How a majority of justices come down on that question will help shape the future course of campaign-finance reform in the US.
"At its heart, this case is about the role of political parties in our country and our political system," says Lawrence Noble, executive director of the Center for Responsive Politics, the campaign-finance watchdog group.
"This case goes to the issue of what influence political parties have on the process and what rights they have," says Mr. Noble, a former general counsel for the FEC.
The case arises at a critical time, with the US Senate preparing for a March debate over campaign-finance reform proposals.
In addition, recent events in Washington and New York are bringing the issue of money and politics into sharp focus, with an ongoing investigation into the possibility of a quid-pro-quo between contributions made to the Clinton Presidential Library and the Democratic Party, and pardons granted by former President Bill Clinton in the waning hours of his administration.
The case before the high court is a 15-year-old dispute between the Colorado Republican Party and the Federal Election Commission over a series of radio ads the Republicans ran early in 1986 attacking the voting record of a Democratic candidate for the US Senate.
The Democrats complain that the $15,000 the Republicans spent for the ads wasn't properly recorded in party filings with the FEC, and that the Republicans were trying to evade campaign funding limits.
The Republicans counter that the money was spent well before the Democratic and Republican primaries, and the ads did not advocate the election of any single candidate. They say they have a First Amendment right to run such ads without interference from the government.
The case focuses on a provision of US election law which seeks to limit the amount of money that political parties may spend during US House and Senate election campaigns in coordination with their candidates.
The provision is an attempt to limit the amount of money candidates receive from wealthy donors seeking influence. Congress was worried that monied special interests might try to bypass individual and other contribution limits by funneling large donations to the candidate's party, with the tacit understanding that the funds would be earmarked to help elect their candidate rather than general party expenses.
To prevent parties from becoming mere money-laundering mechanisms, the law limits the amount they can spend in coordination with their candidates to $20,000 or 2 cents multiplied by the voting-age population of the state, whichever is greater.
In legal briefs, lawyers for the FEC argue that similar funding limitations have been upheld as reasonable and necessary to prevent the appearance of political corruption when the contributions are coming from donors other than a political party. "The question in this case is whether a party committee is entitled by the First Amendment to a complete exemption from coordinated spending limits that are valid as applied to other persons," writes Solicitor General Seth Waxman in a brief filed for the FEC.
Lawyers for the Colorado Republicans disagree. They say what the party is seeking to do in its coordinated spending with candidates is communicate with voters, an activity protected by the First Amendment.
"This court repeatedly has held that limits on money that may be spent on speech are limits on speech itself," writes Jan Baran in his brief for the Republicans.
In an earlier ruling in the same case, the US Supreme Court said that political parties are free to spend as much money as they wish in a campaign, provided the expenditures are made independently of specific candidates.

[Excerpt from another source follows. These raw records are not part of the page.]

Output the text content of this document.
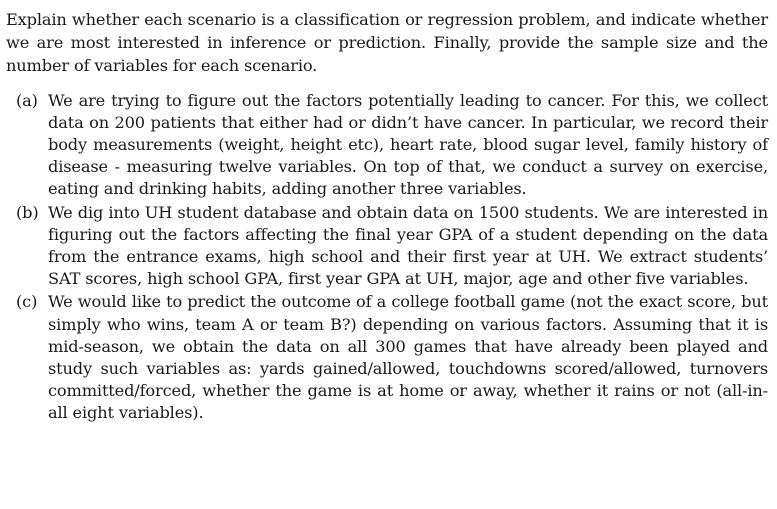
Explain whether each scenario is a classification or regression problem, and indicate whether we are most interested in inference or prediction. Finally, provide the sample size and the number of variables for each scenario.

(a) We are trying to figure out the factors potentially leading to cancer. For this, we collect data on 200 patients that either had or didn’t have cancer. In particular, we record their body measurements (weight, height etc), heart rate, blood sugar level, family history of disease - measuring twelve variables. On top of that, we conduct a survey on exercise, eating and drinking habits, adding another three variables.
(b) We dig into UH student database and obtain data on 1500 students. We are interested in figuring out the factors affecting the final year GPA of a student depending on the data from the entrance exams, high school and their first year at UH. We extract students’ SAT scores, high school GPA, first year GPA at UH, major, age and other five variables.
(c) We would like to predict the outcome of a college football game (not the exact score, but simply who wins, team A or team B?) depending on various factors. Assuming that it is mid-season, we obtain the data on all 300 games that have already been played and study such variables as: yards gained/allowed, touchdowns scored/allowed, turnovers committed/forced, whether the game is at home or away, whether it rains or not (all-in-all eight variables).
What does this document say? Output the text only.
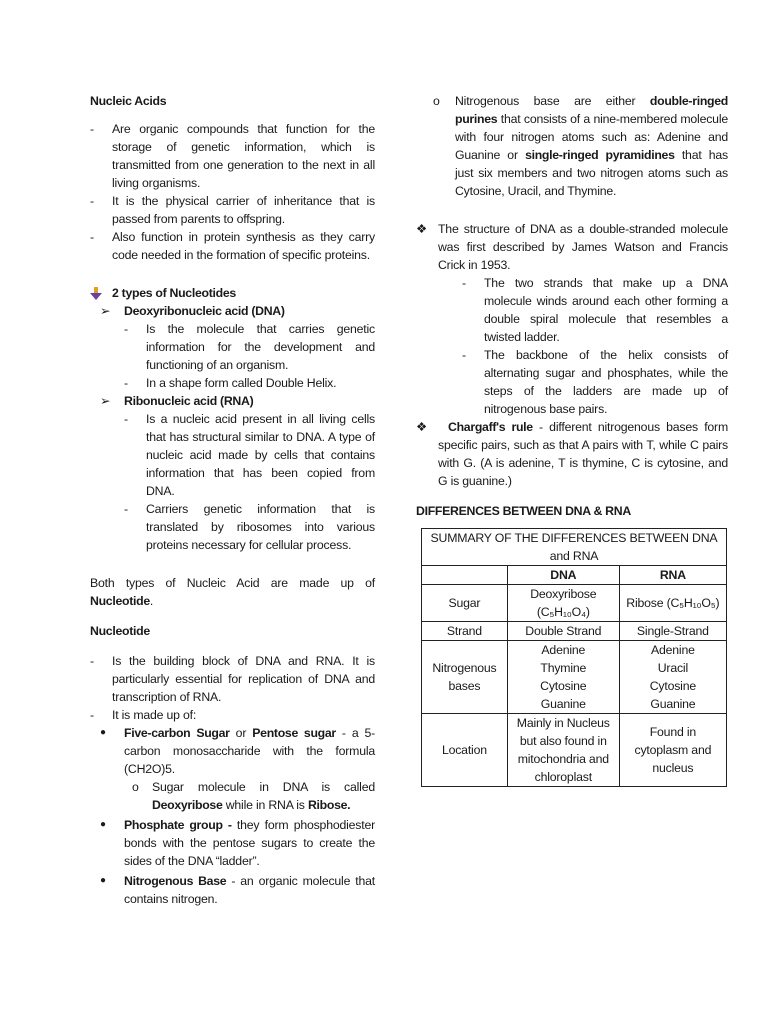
Nucleic Acids

- Are organic compounds that function for the storage of genetic information, which is transmitted from one generation to the next in all living organisms.
- It is the physical carrier of inheritance that is passed from parents to offspring.
- Also function in protein synthesis as they carry code needed in the formation of specific proteins.
2 types of Nucleotides
➢ Deoxyribonucleic acid (DNA)
- Is the molecule that carries genetic information for the development and functioning of an organism.
- In a shape form called Double Helix.
➢ Ribonucleic acid (RNA)
- Is a nucleic acid present in all living cells that has structural similar to DNA. A type of nucleic acid made by cells that contains information that has been copied from DNA.
- Carriers genetic information that is translated by ribosomes into various proteins necessary for cellular process.

Both types of Nucleic Acid are made up of Nucleotide.

Nucleotide

- Is the building block of DNA and RNA. It is particularly essential for replication of DNA and transcription of RNA.
- It is made up of:
● Five-carbon Sugar or Pentose sugar - a 5-carbon monosaccharide with the formula (CH2O)5.
o Sugar molecule in DNA is called Deoxyribose while in RNA is Ribose.
● Phosphate group - they form phosphodiester bonds with the pentose sugars to create the sides of the DNA “ladder”.
● Nitrogenous Base - an organic molecule that contains nitrogen.
o Nitrogenous base are either double-ringed purines that consists of a nine-membered molecule with four nitrogen atoms such as: Adenine and Guanine or single-ringed pyramidines that has just six members and two nitrogen atoms such as Cytosine, Uracil, and Thymine.
❖ The structure of DNA as a double-stranded molecule was first described by James Watson and Francis Crick in 1953.
- The two strands that make up a DNA molecule winds around each other forming a double spiral molecule that resembles a twisted ladder.
- The backbone of the helix consists of alternating sugar and phosphates, while the steps of the ladders are made up of nitrogenous base pairs.
❖ Chargaff's rule - different nitrogenous bases form specific pairs, such as that A pairs with T, while C pairs with G. (A is adenine, T is thymine, C is cytosine, and G is guanine.)

DIFFERENCES BETWEEN DNA & RNA

SUMMARY OF THE DIFFERENCES BETWEEN DNA and RNA		
	DNA	RNA
Sugar	Deoxyribose (C₅H₁₀O₄)	Ribose (C₅H₁₀O₅)
Strand	Double Strand	Single-Strand
Nitrogenous bases	Adenine Thymine Cytosine Guanine	Adenine Uracil Cytosine Guanine
Location	Mainly in Nucleus but also found in mitochondria and chloroplast	Found in cytoplasm and nucleus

The high court will decide whether its earlier ruling should be expanded to lift spending limits applied to political parties acting in coordination with their own candidates.
Several friend-of-the-court briefs submitted in support of lifting the limits argue there is no evidence that coordinated party spending has been used for corrupt purposes. "In our democratic system, there is nothing corrupting about party expenditures designed to help a candidate spread the party's message as its standard bearer," writes Mark Lopez in a brief for the American Civil Liberties Union Foundation. "What the government views as corruption is nothing more than party politics."
Many members of Congress, who themselves must run for reelection, see the issue differently. "The dominance of money in politics seriously threatens the public's faith in the legitimacy of government," says a friend-of-the court brief filed on behalf of 22 members of Congress who support campaign-finance reform. Among them are Sens. John McCain and Russ Feingold. "[This] case provides an appropriate opportunity for the court to make clear that the First Amendment does not hamstring legislators' attempts to protect the viability of our very structure of government."